Tenendo ovviamente conto che ciò che è stato non si conciliava e non si concilia con il nostro contratto sociale che sacrifica la proprietà privata solo nei casi di evidente necessità pubblica. E anche del più importante bene di tutti. Certo che non ci sogniamo minimamente di immaginare che l'amministrazione debba vendersi l'anima per vedere poi stravolto quel luogo e/o ciò che lo circonda.

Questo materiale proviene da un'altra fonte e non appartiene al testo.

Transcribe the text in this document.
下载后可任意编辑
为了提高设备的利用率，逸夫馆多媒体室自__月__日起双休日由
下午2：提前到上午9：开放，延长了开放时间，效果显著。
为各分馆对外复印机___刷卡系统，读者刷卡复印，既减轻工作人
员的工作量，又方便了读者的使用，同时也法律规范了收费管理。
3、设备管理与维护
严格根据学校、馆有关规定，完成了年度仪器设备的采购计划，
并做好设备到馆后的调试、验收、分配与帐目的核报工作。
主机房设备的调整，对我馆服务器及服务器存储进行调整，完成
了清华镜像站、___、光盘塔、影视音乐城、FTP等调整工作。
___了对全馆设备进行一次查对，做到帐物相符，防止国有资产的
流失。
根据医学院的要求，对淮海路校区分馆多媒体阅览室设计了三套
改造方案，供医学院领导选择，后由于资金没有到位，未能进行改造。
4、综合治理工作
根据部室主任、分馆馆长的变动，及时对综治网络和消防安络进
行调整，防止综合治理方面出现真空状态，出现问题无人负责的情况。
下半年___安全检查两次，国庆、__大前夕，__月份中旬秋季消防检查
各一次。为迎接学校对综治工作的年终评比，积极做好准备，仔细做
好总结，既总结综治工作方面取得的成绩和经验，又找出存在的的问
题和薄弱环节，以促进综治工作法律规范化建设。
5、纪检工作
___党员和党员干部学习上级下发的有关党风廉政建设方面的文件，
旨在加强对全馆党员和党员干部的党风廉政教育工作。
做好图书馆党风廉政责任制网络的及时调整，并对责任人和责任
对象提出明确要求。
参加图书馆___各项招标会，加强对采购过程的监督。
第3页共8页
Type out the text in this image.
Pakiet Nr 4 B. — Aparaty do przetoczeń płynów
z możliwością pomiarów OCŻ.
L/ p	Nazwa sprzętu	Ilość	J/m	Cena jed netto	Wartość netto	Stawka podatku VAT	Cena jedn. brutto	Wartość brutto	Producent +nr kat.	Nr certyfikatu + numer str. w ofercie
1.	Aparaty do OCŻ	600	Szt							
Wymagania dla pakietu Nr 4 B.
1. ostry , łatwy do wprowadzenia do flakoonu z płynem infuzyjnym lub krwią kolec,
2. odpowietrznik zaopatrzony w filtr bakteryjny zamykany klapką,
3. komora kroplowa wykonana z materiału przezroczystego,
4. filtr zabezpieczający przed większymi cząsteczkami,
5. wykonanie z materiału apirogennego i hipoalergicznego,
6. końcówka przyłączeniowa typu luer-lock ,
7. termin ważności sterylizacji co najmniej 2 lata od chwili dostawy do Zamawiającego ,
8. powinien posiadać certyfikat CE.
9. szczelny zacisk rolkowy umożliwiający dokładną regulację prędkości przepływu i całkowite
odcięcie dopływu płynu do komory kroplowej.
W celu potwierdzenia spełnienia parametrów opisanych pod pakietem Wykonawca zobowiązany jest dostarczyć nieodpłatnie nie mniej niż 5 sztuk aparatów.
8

Troppe amministrazioni che si sono succedute in questi anni lo hanno fatto e in troppe occasioni.
Non è affatto quindi il caso di immaginare scambi che possano avere un impatto negativo sulla natura di quel luogo e di quella della brughiera intorno. 
Tanto più che oggi quest'ultima è finalmente tutelata da un parco regionale e quindi interessa anche una istituzione dalla cui volontà non si potrà prescindere. 
Non manca peraltro chi preferisce, all'opposto, che la Zoca torni completamente alla natura di un tempo lontano, posizione certo eticamente condivisibile per alcuni versi, ma certo i medesi non hanno sofferto nei decenni passati per mostri ecologici o danni ambientali per la presenza delle strutture che erano "la Zoca".
La proposta è quindi per un tentativo di approccio Comune-Proprieta che restituisca ai medesimi quel luogo per ciò che era, anche se magari, forse necessariamente, in forme giuridicamente e concretamente diverse. E comunque sostenibili. Per giovare a tutti i medesi, e come per il parco urbano di Villa Traversi che poteva essere e non è stato, in particolare a coloro che sono più fragili e non possono abitualmente frequentare nel week-end un green per giocare a golf o esclusive palestre e spa lontane e costose.